Tim Eyman’s 2010 Washington State initiative push is Initiative 1053.  It is unconstitutional.  It is Washington State’s version of the US Senate’s filibuster. The filibuster is not in the US Constitution.  It is only a rule adopted by the US Senate. The same is true if I-1053 passes. The Washington State Legislature is not required to abide by the provisions of I-1053.

I-1053 is an attempt to reimpose a 2/3 vote requirement on all tax increases by the Washington State Legislature if they vote to suspend or repeal Initiative 960.  It also applies to any effort to repeal  any under performing tax exemptions. Initiative 960 was narrowly passed by the voters two years ago,  getting just 51.24% of the vote. An earlier version of the 2/3 voting requirement was passed by voters in 1993 by a similarly narrow margin.  I-601 only received a yes vote of 51.21%.

The Washington State Constitution says that in the first two years after an initiative passes, the State legislature can only amend or repeal the initiative by a 2/3 vote.  After two years it can do this with a simple majority vote. The Washington State Legislature is expected to either repeal or suspend the provisions of Initiative 960 in order to raise revenue without a 2/3 vote. Such legislation is currently working its way through the Legislature.  The Senate has passed it’s version to suspend I-690 for two years.  SB 5843

The state currently faces an additional $2.7 billion shortfall in covering its current 2 year budget. Because of the inability to get two thirds of the Legislature to support revenue increases last year, they adopted an all cuts budget. This year if they amend or repeal I-960, they can adopt revenue increases with a simple majority.

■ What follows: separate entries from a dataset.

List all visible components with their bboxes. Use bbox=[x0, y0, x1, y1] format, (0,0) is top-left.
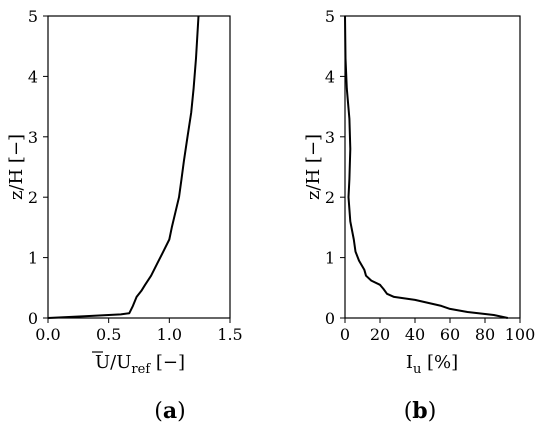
y-tick-label: 5 bbox=[28, 7, 38, 26]
y-tick-label: 0 bbox=[28, 309, 38, 328]
y-tick-label: 5 bbox=[325, 7, 335, 26]
x-axis-label-unit: [%] bbox=[421, 352, 458, 373]
y-tick-label: 4 bbox=[28, 67, 38, 86]
x-tick-label: 0.5 bbox=[96, 325, 121, 344]
y-tick-label: 2 bbox=[28, 188, 38, 207]
x-tick-label: 1.5 bbox=[217, 325, 242, 344]
panel-a: 0.0 0.5 1.0 1.5 0 1 2 3 4 5 z/H [−] U/Uref [−] (a) bbox=[6, 7, 243, 424]
x-axis-label-subscript: ref bbox=[131, 362, 151, 377]
panel-label: (b) bbox=[404, 398, 437, 424]
y-tick-label: 1 bbox=[28, 249, 38, 268]
y-tick-label: 4 bbox=[325, 67, 335, 86]
series-line bbox=[47, 15, 200, 319]
x-tick-label: 100 bbox=[505, 325, 536, 344]
y-tick-label: 0 bbox=[325, 309, 335, 328]
y-axis-label: z/H [−] bbox=[6, 134, 27, 200]
x-tick-label: 1.0 bbox=[157, 325, 182, 344]
y-tick-label: 2 bbox=[325, 188, 335, 207]
x-tick-label: 20 bbox=[370, 325, 390, 344]
series-line bbox=[344, 15, 509, 319]
x-axis-label-subscript: u bbox=[413, 362, 421, 377]
y-tick-label: 1 bbox=[325, 249, 335, 268]
plot-frame bbox=[47, 15, 231, 319]
x-axis-label-unit: [−] bbox=[150, 352, 185, 373]
x-axis-label-main: U/U bbox=[95, 352, 131, 373]
y-tick-label: 3 bbox=[325, 128, 335, 147]
x-axis-label: Iu [%] bbox=[406, 352, 458, 377]
x-tick-label: 0 bbox=[340, 325, 350, 344]
x-tick-label: 0.0 bbox=[35, 325, 60, 344]
y-axis-label: z/H [−] bbox=[303, 134, 324, 200]
x-axis-label: U/Uref [−] bbox=[95, 352, 185, 377]
x-tick-label: 40 bbox=[405, 325, 425, 344]
y-tick-label: 3 bbox=[28, 128, 38, 147]
panel-b: 0 20 40 60 80 100 0 1 2 3 4 5 z/H [−] Iu [%] (b) bbox=[303, 7, 535, 424]
plot-frame bbox=[344, 15, 521, 319]
x-tick-label: 80 bbox=[475, 325, 495, 344]
panel-label: (a) bbox=[154, 398, 185, 424]
x-tick-label: 60 bbox=[440, 325, 460, 344]
x-axis-label-main: I bbox=[406, 352, 413, 373]
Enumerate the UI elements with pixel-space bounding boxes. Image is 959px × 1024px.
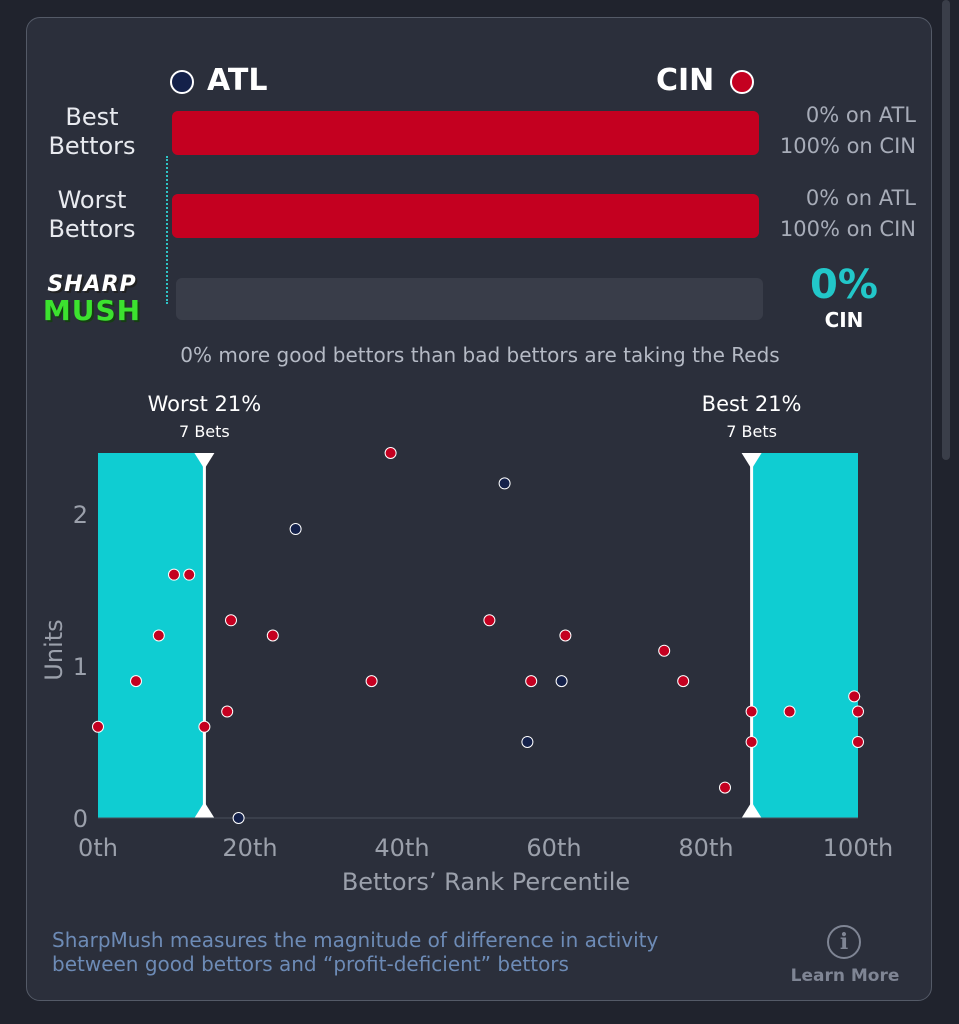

Initiative 1053 is unconstitutional because it is trying to change provisions in the Washington State Constitution. Initiatives can not amend the Washington State Constitution.  That requires a 2/3 vote of the Legislature and a vote of the people. It is a very high hurdle to pass and one very unlikely to ever impose a 2/3 vote for the Legislature to pass bills. It is meant to not be an easy process.

Article II, Section 21 of the Washington State Constitution states that ”No bill shall become law unless on its final passage the vote be taken as to yeas and nays,  … and a majority of the members elected to each house be recorded thereon as voting in its favor.”

So technically I-960 is unconstitutional as would be I-1053. The State Supreme Court has so far declined to rule on I-960 syaing it is an internal matter for the State Legislature to act on.

Another way to look at the number is that Initiative 960 currently allows a minority of one third of the members of either house of the state legislature to overrule the votes of two thirds of the state legislators. Either 34 members out of 98 in the House or 17 members out of 49 in the Senate can prevent revenue increases or repeal of under-performing tax exemptions.

A no vote in either House by a one third minority of its members can overrule any majority yes vote unless the yes vote in both houses exceeds two thirds.

see also ‘Are supermajorities in the Legislature unconstitutional? in Crosscut by Daniel Jack Clausen
“Republicans back Eyman’s newest scheme” in Federal Way Mirror by Andrew Villeneuve

2 Responses to Eyman’s Initiative 1053 is Unconstitutional

  1. oldhand says:

    Completely INCORRECT.

    Initiative 1053 is definitely constitutional. So was 960.

    The Supreme Court of Washington says so.

    Not nice to deceive voters.

  2. Steve Zemke says:

    You're wrong. The Washington State Supreme Court did not rule on the constitutionality of I-960. It dismissed the suit on a technicality.